Finding squares of a number by repeated multiplication.
Identifying the same number of objects in different group.
Recognizing as the number increases the square also increases.

Estimated time

40 min

Materials:

Beads(or any other object),sheet,pencil.

Prerequisites/Instructions

The children should be familiar with counting of objects.
They should know the multiplication/product of numbers.

Process

team 1

Initially the teacher gives a set of beads to three different group of students and ask each group to count the number of beads.

Each group starts to count the number and comes with their answers as 3 beads in each group.

Now the teacher instruct to check the number of beads in all the groups,Therefore all the group found 3 in number.

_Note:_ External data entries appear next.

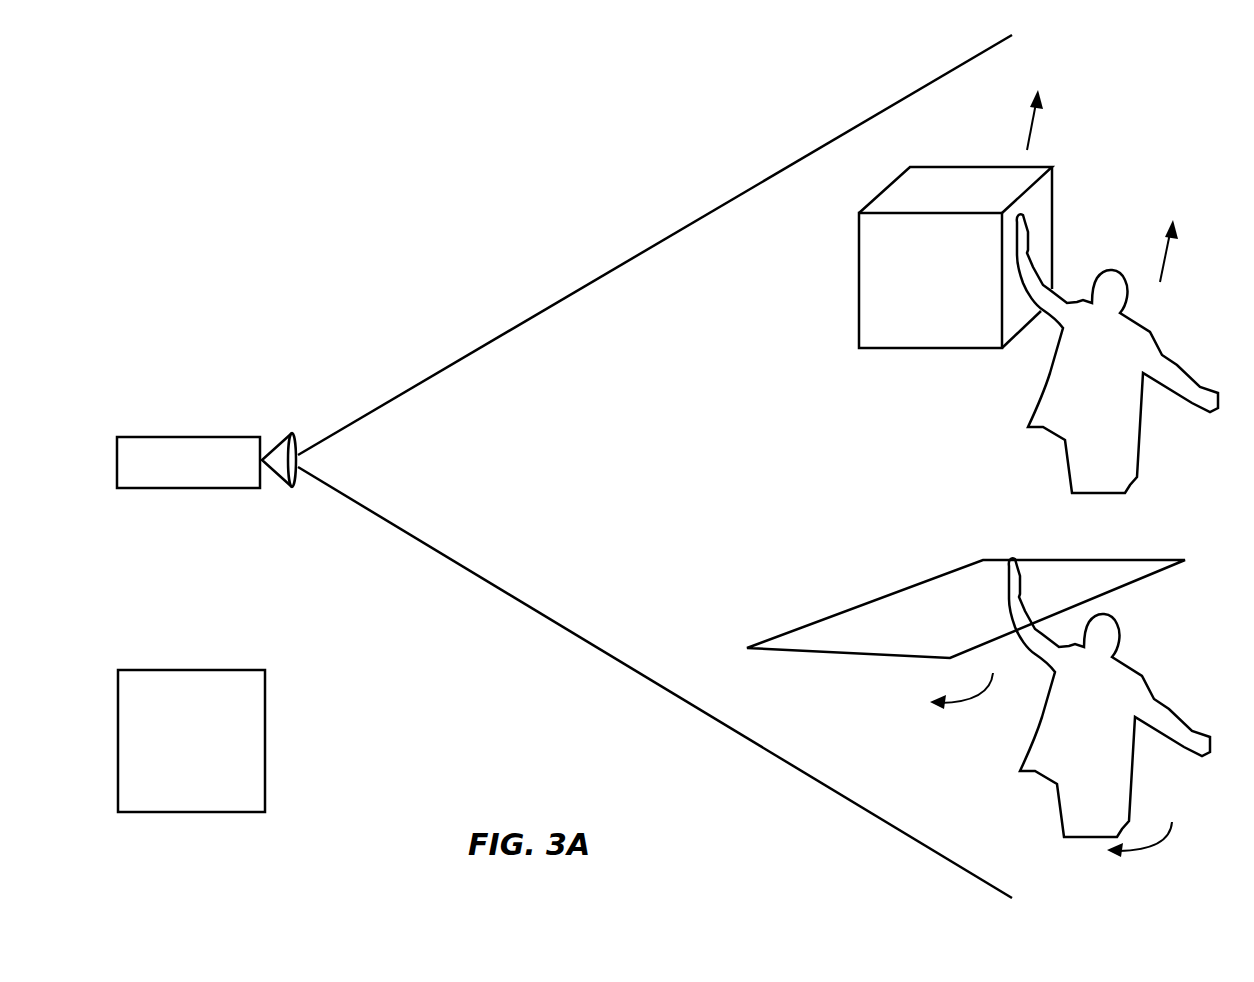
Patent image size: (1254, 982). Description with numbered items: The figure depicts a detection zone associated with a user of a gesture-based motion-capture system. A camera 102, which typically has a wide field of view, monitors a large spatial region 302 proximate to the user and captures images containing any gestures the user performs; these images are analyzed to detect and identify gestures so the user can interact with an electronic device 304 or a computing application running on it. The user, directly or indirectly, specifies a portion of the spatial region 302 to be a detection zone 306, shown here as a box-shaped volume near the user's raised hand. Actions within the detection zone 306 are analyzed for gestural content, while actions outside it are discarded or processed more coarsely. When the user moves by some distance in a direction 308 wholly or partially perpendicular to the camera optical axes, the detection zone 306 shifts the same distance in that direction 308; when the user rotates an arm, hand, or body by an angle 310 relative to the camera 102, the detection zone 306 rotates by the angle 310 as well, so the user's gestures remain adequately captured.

The camera 102 is at (185, 437).
The spatial region 302 is at (763, 223).
The electronic device 304 is at (190, 670).
The detection zone 306 is at (859, 335).
The direction 308 is at (1121, 186).
The angle 310 is at (1055, 779).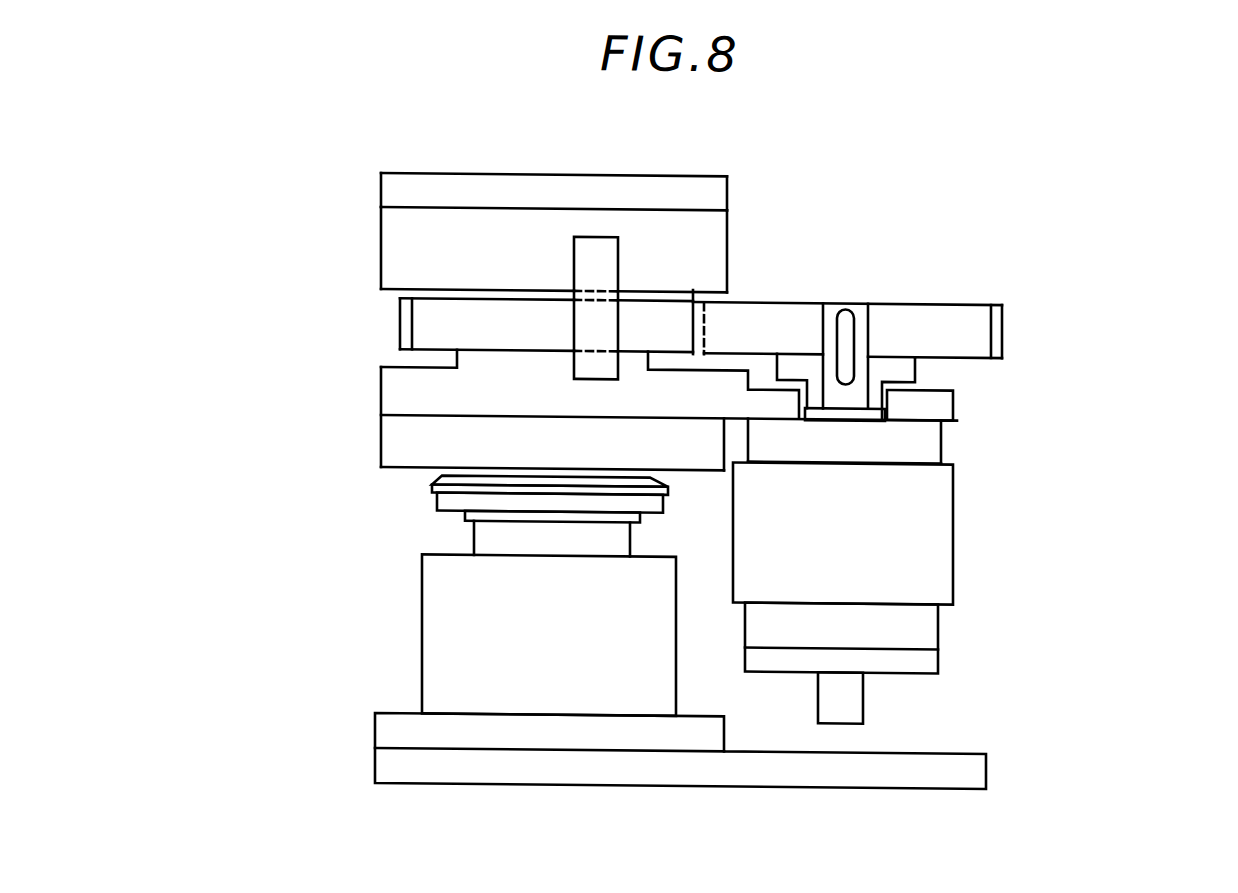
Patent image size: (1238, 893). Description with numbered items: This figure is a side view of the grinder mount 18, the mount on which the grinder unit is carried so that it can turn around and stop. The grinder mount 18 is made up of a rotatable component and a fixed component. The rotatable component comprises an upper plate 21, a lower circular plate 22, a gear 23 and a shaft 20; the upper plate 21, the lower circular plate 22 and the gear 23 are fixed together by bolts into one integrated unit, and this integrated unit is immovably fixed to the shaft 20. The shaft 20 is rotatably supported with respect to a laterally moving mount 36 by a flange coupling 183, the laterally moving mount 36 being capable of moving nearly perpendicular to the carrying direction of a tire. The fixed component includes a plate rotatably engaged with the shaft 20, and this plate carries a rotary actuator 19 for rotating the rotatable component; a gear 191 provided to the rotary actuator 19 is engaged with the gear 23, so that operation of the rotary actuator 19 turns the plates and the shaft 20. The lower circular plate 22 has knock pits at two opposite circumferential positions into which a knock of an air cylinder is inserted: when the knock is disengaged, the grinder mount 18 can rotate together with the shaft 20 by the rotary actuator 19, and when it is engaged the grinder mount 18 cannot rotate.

The grinder mount 18 is at (857, 250).
The rotary actuator 19 is at (944, 525).
The shaft 20 is at (482, 532).
The upper plate 21 is at (398, 182).
The lower circular plate 22 is at (398, 237).
The gear 23 is at (428, 325).
The laterally moving mount 36 is at (977, 764).
The flange coupling 183 is at (442, 631).
The gear 191 is at (973, 324).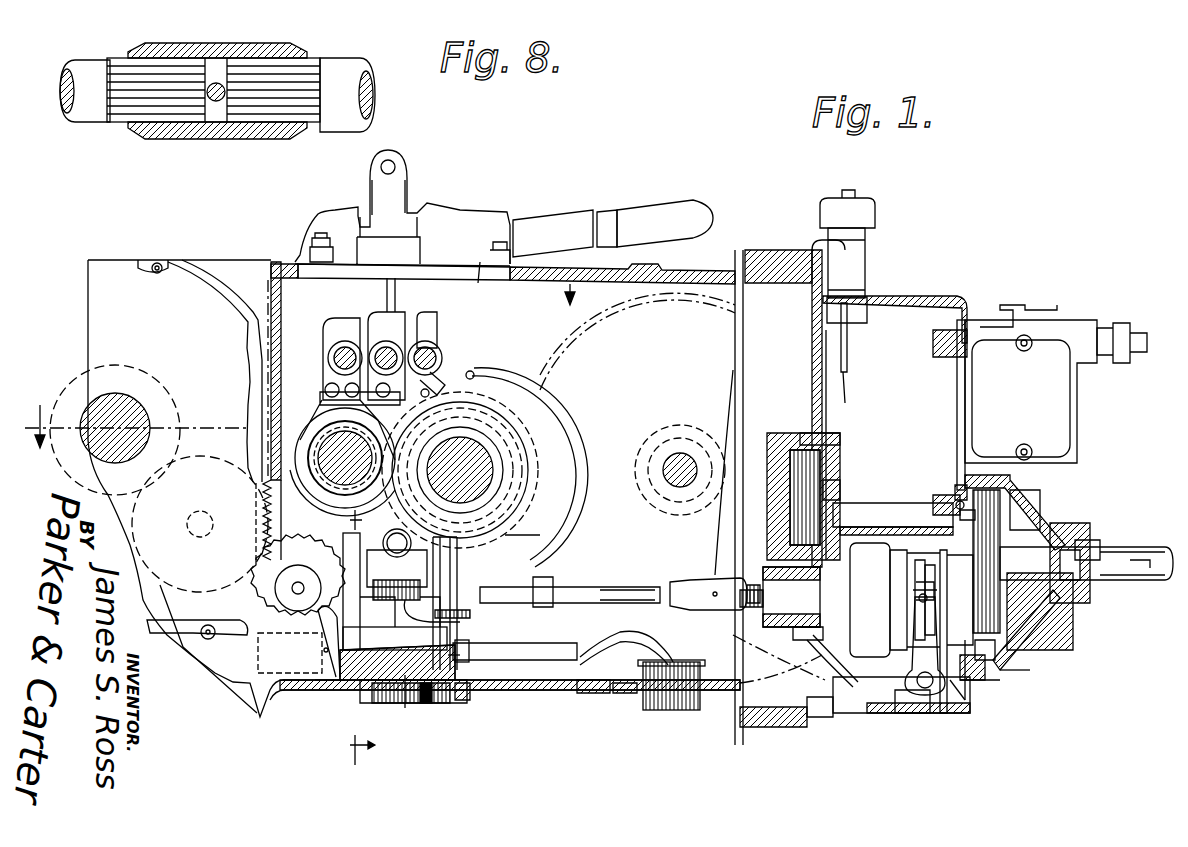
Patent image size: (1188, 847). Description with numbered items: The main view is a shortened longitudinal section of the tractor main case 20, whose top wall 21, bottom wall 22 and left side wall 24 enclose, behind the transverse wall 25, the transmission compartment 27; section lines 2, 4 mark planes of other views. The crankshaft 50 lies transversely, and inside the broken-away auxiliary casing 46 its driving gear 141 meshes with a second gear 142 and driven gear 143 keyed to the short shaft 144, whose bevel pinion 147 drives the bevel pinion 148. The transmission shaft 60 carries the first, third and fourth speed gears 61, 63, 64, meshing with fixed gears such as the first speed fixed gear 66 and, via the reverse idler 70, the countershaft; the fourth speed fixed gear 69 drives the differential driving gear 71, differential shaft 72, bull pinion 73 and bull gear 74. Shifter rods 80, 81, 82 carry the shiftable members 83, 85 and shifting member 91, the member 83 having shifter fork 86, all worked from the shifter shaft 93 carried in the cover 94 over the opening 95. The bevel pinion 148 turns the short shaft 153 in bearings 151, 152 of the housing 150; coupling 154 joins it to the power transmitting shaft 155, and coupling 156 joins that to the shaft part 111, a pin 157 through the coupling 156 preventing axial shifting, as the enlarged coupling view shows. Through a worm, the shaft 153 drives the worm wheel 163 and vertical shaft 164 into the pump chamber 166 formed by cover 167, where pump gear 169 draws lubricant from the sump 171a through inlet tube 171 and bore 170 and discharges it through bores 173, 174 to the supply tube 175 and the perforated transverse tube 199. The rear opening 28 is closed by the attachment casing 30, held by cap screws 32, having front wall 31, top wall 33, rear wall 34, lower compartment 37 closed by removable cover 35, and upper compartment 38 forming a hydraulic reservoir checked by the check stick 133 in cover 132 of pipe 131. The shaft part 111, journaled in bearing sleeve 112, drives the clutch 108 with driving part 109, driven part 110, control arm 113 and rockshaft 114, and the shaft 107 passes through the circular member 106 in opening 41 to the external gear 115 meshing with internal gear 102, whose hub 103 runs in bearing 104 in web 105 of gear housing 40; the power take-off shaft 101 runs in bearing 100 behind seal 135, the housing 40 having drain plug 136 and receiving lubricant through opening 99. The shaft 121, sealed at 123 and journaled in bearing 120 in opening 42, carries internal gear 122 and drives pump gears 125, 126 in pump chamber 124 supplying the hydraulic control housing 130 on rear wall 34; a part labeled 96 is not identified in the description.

In FIG. 8, the power transmitting shaft part 155 is at (100, 75).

The teacher ask all the three group to tell the total number of beads found with them and the students answers it as 9beads.

The teacher instruct to write in the multiplication form with the help of the numbers obtained,Each group writes in the form of 3 * 3=9 beads.

The teacher asks what can you observe in the above multiplication,The students answers repetition of number 3 twice.

team 2

Similarly the teacher gives some beads to six different groups and tell each each group to count the number of beads and check whether all the groups have same in number.

The children counts the number of beads in their group and finds in other groups also, they found that there were 6 beads among six groups.

Now the teacher instructs them to write it in the form of multiplication and children came with the answers as 6*6=36 beads.

Teacher asks what do u observe with this, the students answers it as 6 is repeated twice.

Therefore the activity can be done with different number of beads and different group of students

Refer this link for the squares of the number https://www.youtube.com/watch?v=PycU-hi4rl0

Hence the teacher helps out the students with different number of beads where the students figures it out the repetition of numbers twice, with this the teacher ask the students what do we tell when the same number is repeated twice.

The teacher concludes that the repetition of the same number twice is called the square of the number which is also called as perfect square.

In general, if we consider a natural number m can be expressed as n^2,where n is also a natural number, then m is a square number.

for example 7*7=7^2=49,therefore 1,4,9,16,25......... are perfect squares.

What about the numbers which comes in between the two square numbers?

If we see the numbers 5^2=25 and 6^2=36 there comes many natural numbers between 25 and 36 but we can notice that there is no natural number between 5 and 6 so,the numbers which comes in between two perfect squares or square numbers are called non perfect squares.

How to find square of a negative numbers?

Finding square of a negative number

As we have already learnt how to find a square of a natural number,suppose if there is any integer -2.
How do we find its square?
Do we have the square of negative integers also?
To answer all these questions let us recall the squaring of a natural number
consider 3^2,we can write 3^2 as 3x3 which is 9
similarly let us take any negative integer such as (-4)^2,
We can write this as (-4)*(-4), when we use the rules of multiplication of two negative integers the product becomes positive such that [- x - =+]then the square also becomes positive.

Evaluation

The repeating of the same number twice is called as ___________.
What is the square of the number 6?
Name the operation used to find the square of a number?
The product obtained is 16 then how many beads are supposed to be taken?
Name the perfect square between 20 and 30?
What is the square of 0?